Visual Style of 21 Intelectual Property Right (IPR) Certified Lasem Batik Motifs as the Expression of Cultural Hybridity

Yunita Setyoningrum, Christine Claudia Lukman, Sandy Rismantojo

2019

The problem in this research derived from the fact that many Lasem batik entrepreneurs nowadays had limited knowledge of the novel characteristics of Lasem batik and hardly aware of its geographical indication. The research objective was to identify how the cultural hybridity of Chinese-Javanese culture and Lasem geographical environment were reflected by both the Tionghoa Peranakan-descent and Javanese-descent artists through the visual signs in the batik design. The purposive samples used were 21 Lasem batik motifs made by Tionghoa Peranakan-descent and Javanese-descent entrepreneurs which already IPR-certified. The method used was a compositional interpretation by interpreting each batik motif composition according to its content (subject matter), color, spatial organization, and expressive content (the combined effect of subject matter and visual form). The finding reveals that Lasem visual style hybridity is generally visible in: (1) the use of Chinese subject matter combined with Javanese motifs, (2) the use of Chinese subject matter combined with local Javanese isen-isen (texture), and (3) the rich use of red (from Chinese batik visual style) combined with brown (from Javanese batik visual style). This finding can be used as a reference guide for latter Lasem batik entrepreneurs to maintain the particular characteristics of Lasem batik while developing other batik motifs innovation.

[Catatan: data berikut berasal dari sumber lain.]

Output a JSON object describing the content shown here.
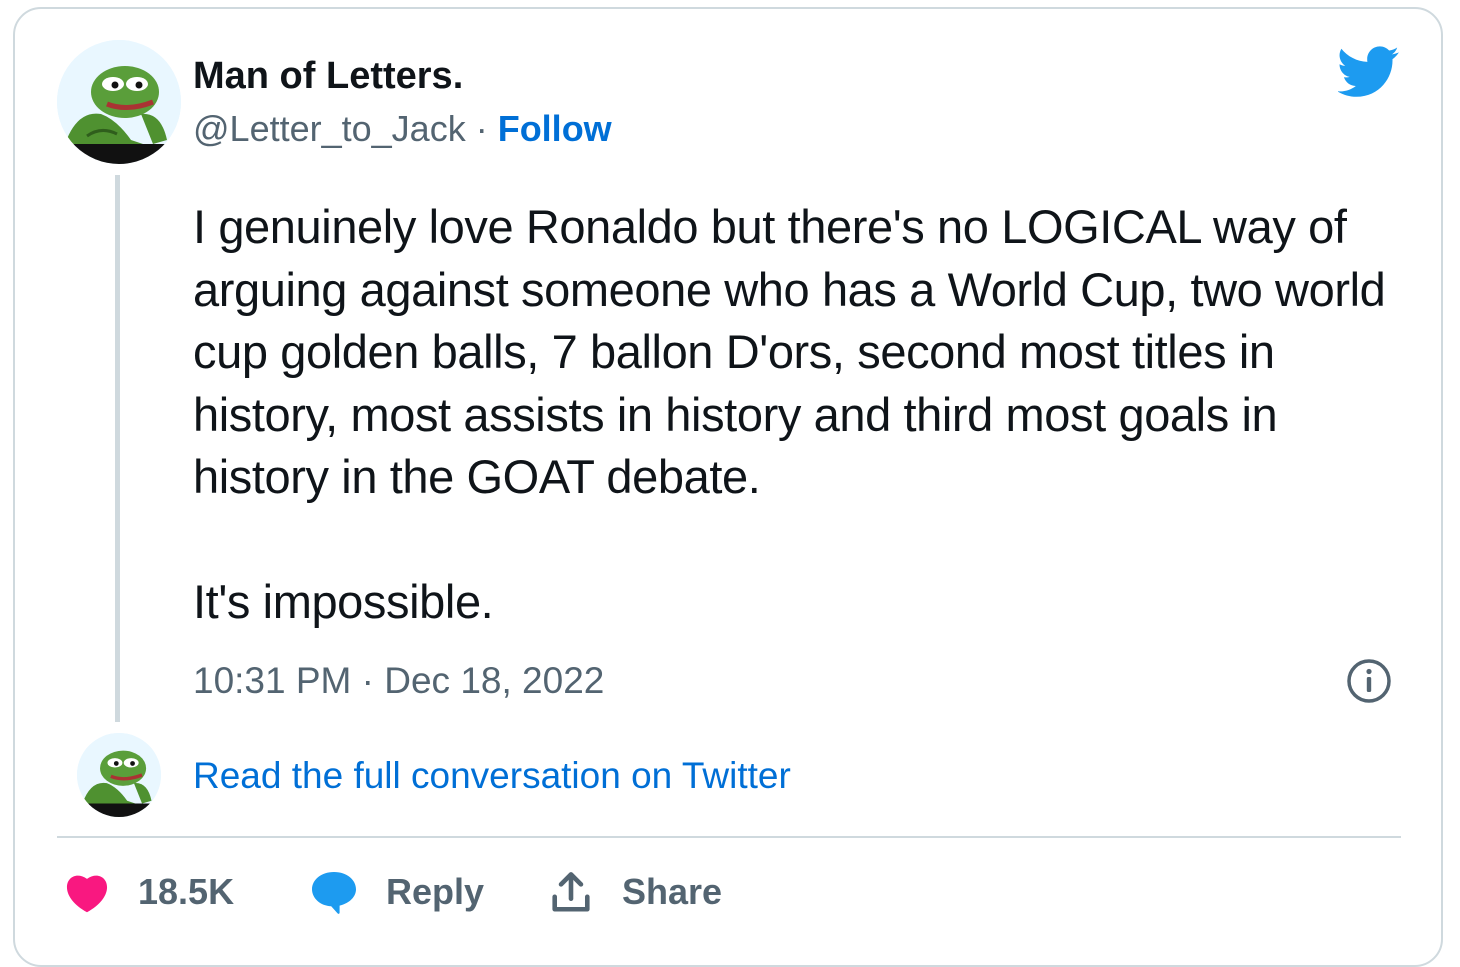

Jurnal Humaniora vol. 10 no. 3 – November 2019


Status#2. An Art Piece that Represents the Cultural Assimilation between Chinese and Indonesia

Sandy Rismantojo

2016

Indonesia is located between two continents, Asia and Australia, and many times ago has become the world’s trade lanes because of its strategic geographical location for trading or transit before heading to the final destination. Many of the trader or immigrants eventually settled and married with local residents resulting in the mixing of cultures that has enriched the culture of Indonesia. One of the cultural assimilation that has occurred is between the Chinese and Indonesian culture. Many old Indonesian kingdoms had good political and cultural relations with China, for example the Sultanate of Cirebon. Sunan Gunung Jati or better known as Fatahillah married princess Ong Tien, the daughter of the Emperor of China, triggering the assimilation of local culture and Chinese culture, for example in the form of batik motif and colors of Megamendung Cirebon. The process of cultural assimilation of China and Indonesia has not only occurred in Cirebon but can also be found in Bali. The story of Barong Landung which tells the marriage of a Balinese King with a Chinese princess named Kang Cing Wei proves the assimilation process is already taking place in Bali in a peaceful process. Another similar form of culture that are often found in other parts of the world, especially in Bali and China, is the use of headdress or crown by the women, especially by the nobility. Headdress or crown was usually worn by the women to indicate their social status in society. Besides worn by the nobility in Bali, headdresses are often worn during the traditional dance performance, such as Legong dance. During the Manchu dynasty in China (the last imperial dynasty of China), headdresses were also worn daily by the noble women especially those living in the Forbidden City in Beijing. This assimilation process has inspired the creation of Status#2 as an art piece symbolizes the Chinese and Balinese culture assimilation that represents a person’s social status in the society with a modern twist.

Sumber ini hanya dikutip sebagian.